Another major corporation has found itself in legal trouble for improper waste disposal.
Walgreens must pay the city of Los Angeles and 44 other jurisdictions a $3.5 million settlement after a seven-year investigation found the company had improperly disposed of its waste and mishandled customers’ records.
It’s the latest in a series of cases that state and federal authorities have brought against companies for illegally handling their waste disposal, proving that improper waste management can be costly.
Walgreens isn’t the first company to be fined for illegally dumping their waste, and it won’t be the last as federal, state and local environmental regulators continue to investigate and bring charges against companies that violate the law. Are you next?
The case against Walgreens stems from accusations that the pharmacy chain improperly dumped several types of hazardous waste into receptacles that were then transferred to landfills, rather than placed in separate collection bins that are required under the law.
The Los Angeles City Attorney’s Office noted that the waste included over-the-counter and prescription medications, as well as cleaning agents, electronic devices, batteries and aerosol products. The lawsuit against Walgreens also stated that employees threw away customers’ personal information on multiple occasions without shredding the documents, which violates privacy laws in California.
This isn’t the first time Walgreens has been in trouble, however. Walgreens and 42 jurisdictions reached a $16.57 million settlement in 2012 after several alleged environmental violations occurred. As part of that settlement, a compliance program was established that Walgreens had to follow to ensure proper disposal. These alleged acts were violations of that compliance program.
Now, according to the settlement signed by an Alameda County Superior Court judge, Walgreens must continue to pay for four compliance officers who will ensure the pharmacy chain meets all disposal requirements moving forward.

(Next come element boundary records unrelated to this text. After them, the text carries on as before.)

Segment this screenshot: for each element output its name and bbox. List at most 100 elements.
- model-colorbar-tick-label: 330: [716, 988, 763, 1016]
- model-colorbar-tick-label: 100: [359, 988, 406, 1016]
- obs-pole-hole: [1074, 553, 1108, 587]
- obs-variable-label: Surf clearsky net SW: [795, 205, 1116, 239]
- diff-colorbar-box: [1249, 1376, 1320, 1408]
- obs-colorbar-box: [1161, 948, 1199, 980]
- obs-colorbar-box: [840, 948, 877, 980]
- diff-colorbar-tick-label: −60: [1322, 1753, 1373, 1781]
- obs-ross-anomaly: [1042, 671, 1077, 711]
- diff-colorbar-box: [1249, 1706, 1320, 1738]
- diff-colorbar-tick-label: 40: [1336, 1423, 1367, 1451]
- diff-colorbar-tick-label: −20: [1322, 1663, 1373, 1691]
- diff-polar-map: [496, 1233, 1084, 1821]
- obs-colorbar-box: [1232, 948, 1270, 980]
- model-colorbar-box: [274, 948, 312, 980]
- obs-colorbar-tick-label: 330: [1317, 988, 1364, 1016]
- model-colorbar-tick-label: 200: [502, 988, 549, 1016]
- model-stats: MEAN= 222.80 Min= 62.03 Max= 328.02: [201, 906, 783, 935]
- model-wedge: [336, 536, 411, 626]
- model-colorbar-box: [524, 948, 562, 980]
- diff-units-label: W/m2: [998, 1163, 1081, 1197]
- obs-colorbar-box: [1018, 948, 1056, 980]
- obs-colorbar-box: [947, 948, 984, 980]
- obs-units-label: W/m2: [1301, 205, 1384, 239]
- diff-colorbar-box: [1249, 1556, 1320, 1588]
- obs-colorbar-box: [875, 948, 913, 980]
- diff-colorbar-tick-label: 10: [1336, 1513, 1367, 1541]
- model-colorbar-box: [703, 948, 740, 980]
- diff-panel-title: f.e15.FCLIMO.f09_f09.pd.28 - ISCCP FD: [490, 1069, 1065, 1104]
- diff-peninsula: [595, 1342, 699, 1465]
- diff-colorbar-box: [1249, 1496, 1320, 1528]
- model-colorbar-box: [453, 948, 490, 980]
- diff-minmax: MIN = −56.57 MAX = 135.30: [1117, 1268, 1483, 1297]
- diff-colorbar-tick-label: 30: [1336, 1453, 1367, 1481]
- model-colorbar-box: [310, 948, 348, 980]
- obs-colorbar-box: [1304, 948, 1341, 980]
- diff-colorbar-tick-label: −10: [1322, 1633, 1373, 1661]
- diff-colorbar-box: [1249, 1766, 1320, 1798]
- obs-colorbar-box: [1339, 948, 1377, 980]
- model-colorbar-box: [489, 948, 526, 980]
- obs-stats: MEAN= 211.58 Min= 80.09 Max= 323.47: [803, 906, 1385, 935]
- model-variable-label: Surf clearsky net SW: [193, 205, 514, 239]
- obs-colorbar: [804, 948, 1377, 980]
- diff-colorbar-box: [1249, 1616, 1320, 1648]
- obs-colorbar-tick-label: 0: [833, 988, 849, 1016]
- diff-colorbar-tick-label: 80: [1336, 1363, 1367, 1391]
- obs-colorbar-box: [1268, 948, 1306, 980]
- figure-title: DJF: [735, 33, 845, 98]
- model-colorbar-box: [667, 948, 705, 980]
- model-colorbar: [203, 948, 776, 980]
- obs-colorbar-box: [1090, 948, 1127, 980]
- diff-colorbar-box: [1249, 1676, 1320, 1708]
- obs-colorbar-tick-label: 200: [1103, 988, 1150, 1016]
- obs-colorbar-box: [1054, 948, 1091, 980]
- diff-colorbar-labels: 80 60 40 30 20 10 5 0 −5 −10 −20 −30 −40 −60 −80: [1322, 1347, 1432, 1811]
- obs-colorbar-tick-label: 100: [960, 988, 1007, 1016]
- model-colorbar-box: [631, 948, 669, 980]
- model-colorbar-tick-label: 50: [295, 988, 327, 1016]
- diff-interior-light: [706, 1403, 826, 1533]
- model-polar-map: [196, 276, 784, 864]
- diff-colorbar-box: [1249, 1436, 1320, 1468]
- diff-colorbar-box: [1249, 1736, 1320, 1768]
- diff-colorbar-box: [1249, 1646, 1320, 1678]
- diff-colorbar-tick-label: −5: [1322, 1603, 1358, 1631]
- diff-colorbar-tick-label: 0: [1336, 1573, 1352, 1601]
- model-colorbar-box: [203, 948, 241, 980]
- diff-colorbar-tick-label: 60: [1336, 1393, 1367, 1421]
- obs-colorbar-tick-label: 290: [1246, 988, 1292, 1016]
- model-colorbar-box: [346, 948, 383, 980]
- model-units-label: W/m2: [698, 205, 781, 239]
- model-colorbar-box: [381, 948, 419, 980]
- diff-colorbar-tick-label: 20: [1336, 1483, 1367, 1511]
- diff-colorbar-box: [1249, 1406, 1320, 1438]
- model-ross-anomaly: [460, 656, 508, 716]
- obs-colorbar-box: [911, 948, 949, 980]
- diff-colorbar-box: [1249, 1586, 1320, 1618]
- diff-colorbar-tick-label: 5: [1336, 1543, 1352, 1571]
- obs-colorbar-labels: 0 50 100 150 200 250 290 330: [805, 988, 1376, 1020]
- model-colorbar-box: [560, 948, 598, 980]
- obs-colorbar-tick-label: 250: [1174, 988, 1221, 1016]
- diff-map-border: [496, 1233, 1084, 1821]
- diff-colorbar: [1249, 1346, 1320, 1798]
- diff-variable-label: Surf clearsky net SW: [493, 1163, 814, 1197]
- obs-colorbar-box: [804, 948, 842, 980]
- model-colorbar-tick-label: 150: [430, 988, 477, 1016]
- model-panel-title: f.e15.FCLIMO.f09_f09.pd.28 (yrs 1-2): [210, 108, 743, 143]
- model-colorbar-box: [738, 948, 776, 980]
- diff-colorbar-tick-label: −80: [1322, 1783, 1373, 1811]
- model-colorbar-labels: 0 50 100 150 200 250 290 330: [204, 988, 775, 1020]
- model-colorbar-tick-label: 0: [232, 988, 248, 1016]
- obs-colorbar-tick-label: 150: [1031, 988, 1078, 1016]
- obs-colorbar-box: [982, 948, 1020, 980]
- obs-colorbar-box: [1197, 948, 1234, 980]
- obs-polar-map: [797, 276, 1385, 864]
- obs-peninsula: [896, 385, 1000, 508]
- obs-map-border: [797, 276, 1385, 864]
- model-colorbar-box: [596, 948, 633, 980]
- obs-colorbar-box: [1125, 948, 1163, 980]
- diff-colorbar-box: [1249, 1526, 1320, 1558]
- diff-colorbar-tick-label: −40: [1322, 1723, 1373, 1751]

Walgreens isn’t an isolated case. Environmental regulators and authorities have been holding companies from all types of industries accountable for their improper waste disposal.
In 2020 alone, there were a number of high-profile cases filed against major corporations. Clean Harbors Environmental Services agreed to pay a $790,000 civil penalty after alleged violations at its Kimball, Nebraska plant that included failure to manage and contain hazardous wastes.
A state investigation conducted by the California Department of Toxic Substances Control and several local environmental regulators found that CarMax facilities had violated hazardous waste laws over a six-year period between 2014 and 2020. The car retail giant faced $1 million in civil penalties, as well as $300,000 in investigative costs.
The company that bottles Crystal Geyser Natural Alpine Spring Water pled guilty in U.S. District Court to unlawful storage of hazardous waste and unlawful transportation of hazardous material. This resulted in a $5 million criminal fine.
No matter the size of your company or the scope of work it performs, it is your responsibility to ensure any hazardous waste you generate is disposed of properly, from the moment you generate it to the moment it is disposed of. This is known as cradle to grave. Not doing so can be a costly mistake and can tarnish the reputation of your company in the public eye.
With all the regulations that govern hazardous waste disposal, it is important to ensure that you are in compliance so you don’t end up being the next headline.
Working with an experienced hazardous waste disposal company can help ensure that your business is compliant, especially considering disposal laws are constantly evolving. It’s important to work with a company that is certified and experienced in dealing with a variety of hazardous waste, especially the waste your company generates.
With the Walgreens case, for example, there were several types of hazardous waste that have their own sets of regulations, from medical waste to electronic waste and other types of hazardous waste. There was also the issue of improperly disposing of confidential customer information.
Look for a company that is well versed on what each type of waste requires in order for you to stay compliant. Other services that you should look for in a disposal company include:
While you may think your hazardous waste management plan is sound, a company that offers a hazardous waste walk-through can take a second look at your processes in place. A walk-through program is consultative in nature and focuses on areas like waste storage evaluation, emergency readiness and employee training procedures.
The best waste disposal companies are more than just a disposal service. They are your partner, ensuring that you meet all disposal regulations so that you can avoid any violations and remain confident that your hazardous waste management is strong.